What does remortgaging mean?
A remortgage is when you change the mortgage you currently have on your property either by switching it to a new lender or by moving to a different deal with your existing lender.
How can remortgaging reduce monthly mortgage payments?
The main reason for remortgaging is to reduce your monthly repayments. However this needs to be weighed up in considering also any early redemption fees, arrangement fees, valuation fees, broker costs and legal fees.
Our mortgages only last a short time such as two or five years being a typical rate offered on fixed or variable products and when it comes to an end the lender switches the interest rate to the Standard Variable Rate.
If you have a tracker mortgage you may see your mortgage cost drop but for fixed mortgages the rate will not change during the fixed period.
It is likely we will see mortgage lenders drop their fixed mortgage rates now and it is a cheap time to remortgage and perhaps also see better mortgage terms.
How to remortgage your property
A remortgage will require a solicitor or conveyancer unless you are only borrowing more on your existing mortgage deal with your existing lender or merely transferring a product and then no legal work is required.

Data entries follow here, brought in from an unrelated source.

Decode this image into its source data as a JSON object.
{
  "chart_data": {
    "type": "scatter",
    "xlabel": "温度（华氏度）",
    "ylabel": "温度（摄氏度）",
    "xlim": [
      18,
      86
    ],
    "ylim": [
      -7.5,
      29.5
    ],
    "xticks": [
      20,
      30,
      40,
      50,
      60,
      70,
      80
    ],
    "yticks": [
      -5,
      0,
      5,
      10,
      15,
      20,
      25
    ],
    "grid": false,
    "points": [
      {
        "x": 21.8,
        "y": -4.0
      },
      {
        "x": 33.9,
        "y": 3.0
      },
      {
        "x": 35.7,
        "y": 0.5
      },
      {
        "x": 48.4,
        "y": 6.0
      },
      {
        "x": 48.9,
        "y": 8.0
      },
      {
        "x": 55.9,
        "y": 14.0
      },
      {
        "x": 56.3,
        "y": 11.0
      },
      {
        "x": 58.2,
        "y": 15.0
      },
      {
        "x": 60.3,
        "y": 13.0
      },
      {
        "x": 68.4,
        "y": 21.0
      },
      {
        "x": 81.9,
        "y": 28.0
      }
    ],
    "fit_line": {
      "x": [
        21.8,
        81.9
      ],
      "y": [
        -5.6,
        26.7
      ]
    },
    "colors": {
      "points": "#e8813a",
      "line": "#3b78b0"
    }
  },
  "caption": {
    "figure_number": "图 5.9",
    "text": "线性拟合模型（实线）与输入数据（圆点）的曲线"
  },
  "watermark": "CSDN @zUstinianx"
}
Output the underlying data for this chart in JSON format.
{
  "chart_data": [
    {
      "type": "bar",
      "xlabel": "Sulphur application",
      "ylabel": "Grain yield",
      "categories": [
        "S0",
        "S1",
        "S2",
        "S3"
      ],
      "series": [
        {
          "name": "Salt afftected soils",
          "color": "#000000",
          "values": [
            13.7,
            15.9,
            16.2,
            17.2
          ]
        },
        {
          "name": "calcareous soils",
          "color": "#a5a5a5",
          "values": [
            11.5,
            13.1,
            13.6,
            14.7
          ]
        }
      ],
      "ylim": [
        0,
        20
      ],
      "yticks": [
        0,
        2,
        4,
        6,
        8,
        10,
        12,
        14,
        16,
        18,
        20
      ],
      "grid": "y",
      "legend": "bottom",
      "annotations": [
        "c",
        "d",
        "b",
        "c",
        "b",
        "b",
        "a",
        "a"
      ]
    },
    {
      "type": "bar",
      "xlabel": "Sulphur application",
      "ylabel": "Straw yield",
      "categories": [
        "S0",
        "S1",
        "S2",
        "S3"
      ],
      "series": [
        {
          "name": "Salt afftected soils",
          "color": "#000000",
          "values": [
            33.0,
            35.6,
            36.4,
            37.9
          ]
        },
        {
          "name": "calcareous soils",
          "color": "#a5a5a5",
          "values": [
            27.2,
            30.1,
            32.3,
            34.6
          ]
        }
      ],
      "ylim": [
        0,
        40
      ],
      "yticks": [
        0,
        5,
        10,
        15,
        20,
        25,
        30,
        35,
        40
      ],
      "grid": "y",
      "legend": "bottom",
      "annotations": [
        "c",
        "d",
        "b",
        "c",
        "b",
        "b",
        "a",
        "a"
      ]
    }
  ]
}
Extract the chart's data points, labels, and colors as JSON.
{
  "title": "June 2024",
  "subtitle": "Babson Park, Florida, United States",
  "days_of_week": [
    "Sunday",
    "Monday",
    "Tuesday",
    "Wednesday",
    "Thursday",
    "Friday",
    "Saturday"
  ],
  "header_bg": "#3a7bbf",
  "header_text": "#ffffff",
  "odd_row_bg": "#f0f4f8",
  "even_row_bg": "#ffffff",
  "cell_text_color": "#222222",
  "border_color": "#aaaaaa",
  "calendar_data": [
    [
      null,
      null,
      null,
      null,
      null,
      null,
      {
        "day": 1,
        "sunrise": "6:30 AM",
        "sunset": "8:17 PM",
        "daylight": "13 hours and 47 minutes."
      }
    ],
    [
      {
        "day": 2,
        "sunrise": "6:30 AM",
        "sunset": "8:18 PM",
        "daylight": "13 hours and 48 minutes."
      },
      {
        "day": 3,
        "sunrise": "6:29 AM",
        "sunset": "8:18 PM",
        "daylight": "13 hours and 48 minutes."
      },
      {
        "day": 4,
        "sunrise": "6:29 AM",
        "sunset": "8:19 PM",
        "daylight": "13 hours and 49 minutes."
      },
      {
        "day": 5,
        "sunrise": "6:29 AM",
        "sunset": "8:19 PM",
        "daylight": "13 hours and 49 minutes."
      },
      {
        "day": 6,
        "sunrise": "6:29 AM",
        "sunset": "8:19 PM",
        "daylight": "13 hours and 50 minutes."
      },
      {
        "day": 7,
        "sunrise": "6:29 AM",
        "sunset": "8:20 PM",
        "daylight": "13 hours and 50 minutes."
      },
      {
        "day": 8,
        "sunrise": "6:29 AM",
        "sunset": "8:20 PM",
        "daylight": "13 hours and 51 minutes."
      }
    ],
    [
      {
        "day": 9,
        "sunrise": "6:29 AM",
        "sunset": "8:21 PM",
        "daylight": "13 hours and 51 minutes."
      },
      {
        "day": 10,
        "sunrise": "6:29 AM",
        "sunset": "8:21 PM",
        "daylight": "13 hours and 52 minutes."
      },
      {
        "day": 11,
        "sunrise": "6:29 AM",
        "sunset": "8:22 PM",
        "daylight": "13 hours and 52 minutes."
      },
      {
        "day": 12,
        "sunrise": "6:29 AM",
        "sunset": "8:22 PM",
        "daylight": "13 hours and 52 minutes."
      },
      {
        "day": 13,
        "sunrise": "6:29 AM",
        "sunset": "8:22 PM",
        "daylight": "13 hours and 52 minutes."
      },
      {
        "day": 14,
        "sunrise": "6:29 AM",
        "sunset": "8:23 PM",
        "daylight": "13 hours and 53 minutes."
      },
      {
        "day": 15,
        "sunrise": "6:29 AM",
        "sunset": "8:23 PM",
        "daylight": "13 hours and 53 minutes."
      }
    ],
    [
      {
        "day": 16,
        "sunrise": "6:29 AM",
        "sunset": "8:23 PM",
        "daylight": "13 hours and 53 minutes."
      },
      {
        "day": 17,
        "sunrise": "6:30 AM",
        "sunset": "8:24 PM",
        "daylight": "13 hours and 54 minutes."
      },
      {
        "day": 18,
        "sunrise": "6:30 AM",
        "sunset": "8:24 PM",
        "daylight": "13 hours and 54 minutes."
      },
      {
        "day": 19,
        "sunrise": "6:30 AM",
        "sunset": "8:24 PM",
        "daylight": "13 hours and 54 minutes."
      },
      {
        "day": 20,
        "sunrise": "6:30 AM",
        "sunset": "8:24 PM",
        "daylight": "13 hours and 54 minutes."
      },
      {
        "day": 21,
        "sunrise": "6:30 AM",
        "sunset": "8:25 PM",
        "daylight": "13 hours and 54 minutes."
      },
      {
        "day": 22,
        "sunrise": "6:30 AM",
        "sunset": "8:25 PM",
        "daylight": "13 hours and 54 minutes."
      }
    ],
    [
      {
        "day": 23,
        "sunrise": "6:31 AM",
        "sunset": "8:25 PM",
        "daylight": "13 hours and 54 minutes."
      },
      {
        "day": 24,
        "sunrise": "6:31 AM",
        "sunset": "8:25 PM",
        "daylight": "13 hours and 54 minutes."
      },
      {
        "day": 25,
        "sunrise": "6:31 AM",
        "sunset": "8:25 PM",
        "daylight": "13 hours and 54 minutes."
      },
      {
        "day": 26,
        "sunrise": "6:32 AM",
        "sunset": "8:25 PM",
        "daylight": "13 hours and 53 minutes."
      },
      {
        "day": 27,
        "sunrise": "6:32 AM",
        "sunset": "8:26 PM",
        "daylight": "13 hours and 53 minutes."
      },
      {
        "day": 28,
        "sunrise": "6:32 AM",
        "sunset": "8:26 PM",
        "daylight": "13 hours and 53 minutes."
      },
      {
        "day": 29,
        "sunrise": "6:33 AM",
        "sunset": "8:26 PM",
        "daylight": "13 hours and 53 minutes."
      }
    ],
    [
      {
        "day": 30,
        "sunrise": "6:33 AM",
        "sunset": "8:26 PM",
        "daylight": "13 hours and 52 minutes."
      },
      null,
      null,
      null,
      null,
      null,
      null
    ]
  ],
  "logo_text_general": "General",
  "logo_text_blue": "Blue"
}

All lenders maintain a panel of solicitors who they agree to instruct to act for you as well as the lender themselves. By using an experienced conveyancer or solicitor they will ensure that all details have been accounted for and you are protected legally and financially and at the same time working your transaction with speed and efficiency.
The process of remortgaging
The process involves ID checks, redeeming your existing mortgage, title checking, leasehold checks if a leasehold title, property searches if required, checking terms and conditions of the new offer, land registry searches and completion and registration of the new mortgage.
How long does it take to remortgage?
A typical remortgage transaction can complete in a week from the solicitor or conveyancer receiving the mortgage offer.